When I a TF* casting call on MM, or message a model I'd like to work with, I tell them right up front that they'll get about 6 images. If they want a shoot & burn session, they can go elsewhere. The only time I've ever had an issue was with a young, "my friends told me I should be a model, so..." kid of about 15 or so. Fortunately, I had the signed release/license agreement both he and his mother signed, and my butt was covered.


----------



## 12sndsgood (Nov 26, 2013)

I let them know up front they will get what I edit up. I usually talk with those I choose to work with ahead of time so they know what to expect. I don't give a number because every shoot varies.

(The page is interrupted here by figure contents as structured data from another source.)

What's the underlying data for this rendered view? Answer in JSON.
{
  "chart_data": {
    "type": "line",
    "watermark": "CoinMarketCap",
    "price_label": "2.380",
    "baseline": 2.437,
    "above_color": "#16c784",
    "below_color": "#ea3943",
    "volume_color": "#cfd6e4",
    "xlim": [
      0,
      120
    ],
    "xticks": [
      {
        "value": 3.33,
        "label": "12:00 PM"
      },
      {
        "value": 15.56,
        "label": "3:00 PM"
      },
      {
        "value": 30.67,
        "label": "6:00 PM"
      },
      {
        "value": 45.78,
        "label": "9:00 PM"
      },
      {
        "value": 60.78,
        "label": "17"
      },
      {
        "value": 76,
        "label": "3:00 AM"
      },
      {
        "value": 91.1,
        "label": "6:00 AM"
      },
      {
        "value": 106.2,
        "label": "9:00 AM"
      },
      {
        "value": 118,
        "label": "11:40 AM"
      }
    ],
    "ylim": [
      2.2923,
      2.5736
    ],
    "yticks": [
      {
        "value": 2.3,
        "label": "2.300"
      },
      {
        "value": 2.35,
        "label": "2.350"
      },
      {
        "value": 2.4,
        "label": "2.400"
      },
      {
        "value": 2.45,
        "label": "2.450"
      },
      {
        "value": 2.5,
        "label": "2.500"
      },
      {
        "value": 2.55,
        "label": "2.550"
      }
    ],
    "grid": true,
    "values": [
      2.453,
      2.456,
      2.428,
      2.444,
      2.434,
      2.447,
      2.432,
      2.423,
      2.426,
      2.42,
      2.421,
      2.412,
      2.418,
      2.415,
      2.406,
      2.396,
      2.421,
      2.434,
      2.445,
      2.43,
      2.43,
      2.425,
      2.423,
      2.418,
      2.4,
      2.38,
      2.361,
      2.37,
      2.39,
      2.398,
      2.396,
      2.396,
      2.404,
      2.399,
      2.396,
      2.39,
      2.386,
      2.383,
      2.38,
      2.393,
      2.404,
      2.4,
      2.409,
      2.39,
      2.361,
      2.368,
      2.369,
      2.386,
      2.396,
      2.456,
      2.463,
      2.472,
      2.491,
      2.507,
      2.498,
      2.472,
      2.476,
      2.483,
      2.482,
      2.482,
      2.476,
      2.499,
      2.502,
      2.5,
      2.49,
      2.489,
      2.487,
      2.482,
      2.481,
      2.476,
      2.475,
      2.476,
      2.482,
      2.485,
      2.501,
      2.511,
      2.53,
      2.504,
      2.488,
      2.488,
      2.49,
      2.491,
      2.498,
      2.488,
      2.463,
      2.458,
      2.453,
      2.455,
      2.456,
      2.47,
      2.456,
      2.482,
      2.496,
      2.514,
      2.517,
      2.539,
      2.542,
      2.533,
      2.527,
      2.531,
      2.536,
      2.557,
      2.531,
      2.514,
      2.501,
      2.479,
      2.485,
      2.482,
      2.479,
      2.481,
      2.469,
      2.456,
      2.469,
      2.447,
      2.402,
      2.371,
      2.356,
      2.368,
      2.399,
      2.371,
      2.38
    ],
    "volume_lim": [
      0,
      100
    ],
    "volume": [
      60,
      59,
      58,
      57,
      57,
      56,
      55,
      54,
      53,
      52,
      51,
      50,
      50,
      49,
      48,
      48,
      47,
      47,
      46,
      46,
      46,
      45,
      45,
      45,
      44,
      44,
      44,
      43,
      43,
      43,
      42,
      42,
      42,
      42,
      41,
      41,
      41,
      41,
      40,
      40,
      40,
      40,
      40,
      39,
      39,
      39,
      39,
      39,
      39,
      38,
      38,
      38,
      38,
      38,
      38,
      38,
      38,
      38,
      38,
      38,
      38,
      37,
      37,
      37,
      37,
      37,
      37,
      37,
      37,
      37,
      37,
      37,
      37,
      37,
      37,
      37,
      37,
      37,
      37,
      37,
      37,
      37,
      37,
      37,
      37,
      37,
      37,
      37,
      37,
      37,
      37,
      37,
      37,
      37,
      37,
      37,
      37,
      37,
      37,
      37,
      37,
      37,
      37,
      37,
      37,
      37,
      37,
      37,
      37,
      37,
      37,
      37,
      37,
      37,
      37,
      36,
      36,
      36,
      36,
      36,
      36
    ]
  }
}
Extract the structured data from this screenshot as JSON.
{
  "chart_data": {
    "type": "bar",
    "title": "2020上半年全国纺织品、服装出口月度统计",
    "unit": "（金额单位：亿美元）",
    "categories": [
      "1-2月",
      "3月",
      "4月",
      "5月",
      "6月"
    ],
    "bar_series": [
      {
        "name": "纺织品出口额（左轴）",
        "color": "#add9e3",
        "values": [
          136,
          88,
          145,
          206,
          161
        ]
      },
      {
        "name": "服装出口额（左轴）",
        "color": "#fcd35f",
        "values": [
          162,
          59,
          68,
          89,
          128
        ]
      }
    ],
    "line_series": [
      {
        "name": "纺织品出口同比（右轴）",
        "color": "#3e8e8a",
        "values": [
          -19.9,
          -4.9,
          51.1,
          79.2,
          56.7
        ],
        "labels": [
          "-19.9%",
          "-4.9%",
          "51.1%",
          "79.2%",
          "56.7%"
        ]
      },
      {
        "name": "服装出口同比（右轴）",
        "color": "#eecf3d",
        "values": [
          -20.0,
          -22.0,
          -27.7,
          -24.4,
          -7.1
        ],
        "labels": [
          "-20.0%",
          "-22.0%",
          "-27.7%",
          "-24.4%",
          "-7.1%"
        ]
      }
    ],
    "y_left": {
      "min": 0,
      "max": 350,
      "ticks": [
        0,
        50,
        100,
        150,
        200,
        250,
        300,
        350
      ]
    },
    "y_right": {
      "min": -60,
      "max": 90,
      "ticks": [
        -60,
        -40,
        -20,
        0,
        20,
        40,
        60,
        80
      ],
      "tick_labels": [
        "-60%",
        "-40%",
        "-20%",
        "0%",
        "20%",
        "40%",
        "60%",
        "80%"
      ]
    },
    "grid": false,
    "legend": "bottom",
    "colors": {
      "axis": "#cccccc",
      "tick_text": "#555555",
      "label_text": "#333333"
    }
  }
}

Generally I'll edit up under 20 per a 2 hour session which even I consider a lot.  But with model shoots it's practice so I usually am also practicing my processing skills as we'll.


----------



## Steve5D (Nov 27, 2013)

I've got a very simple rule which I follow, every time, without fail: 

"You don't get to see the bad ones".

Period.

When presenting photos to a client, whether that client is paying me or it's TFCD, I am the sole arbiter of what is good and what is bad. Period. That's my job. _You're_ job is to stand there and strike a pose and adopt a pensive expression for the camera.

Period.

I don't even bother renumbering them. I've been asked about photos not being sequential, and I've often explained it. When asked if I could show the ones I decided were less than presentable, I simply say no.

There is, of course, a very simple way to avoid this: Agree on the number of images you'll provide. I've done that every time I've shot TFCD, and have never had a problem; not once...


----------



## DGMPhotography (Nov 28, 2013)

Okay, I really appreciate the feedback here. So even though my model is kinda experienced it would appear that she does have some learning to do. Don't we all? I've let her know my thoughts on this and we agreed on a compromise. Thanks!


----------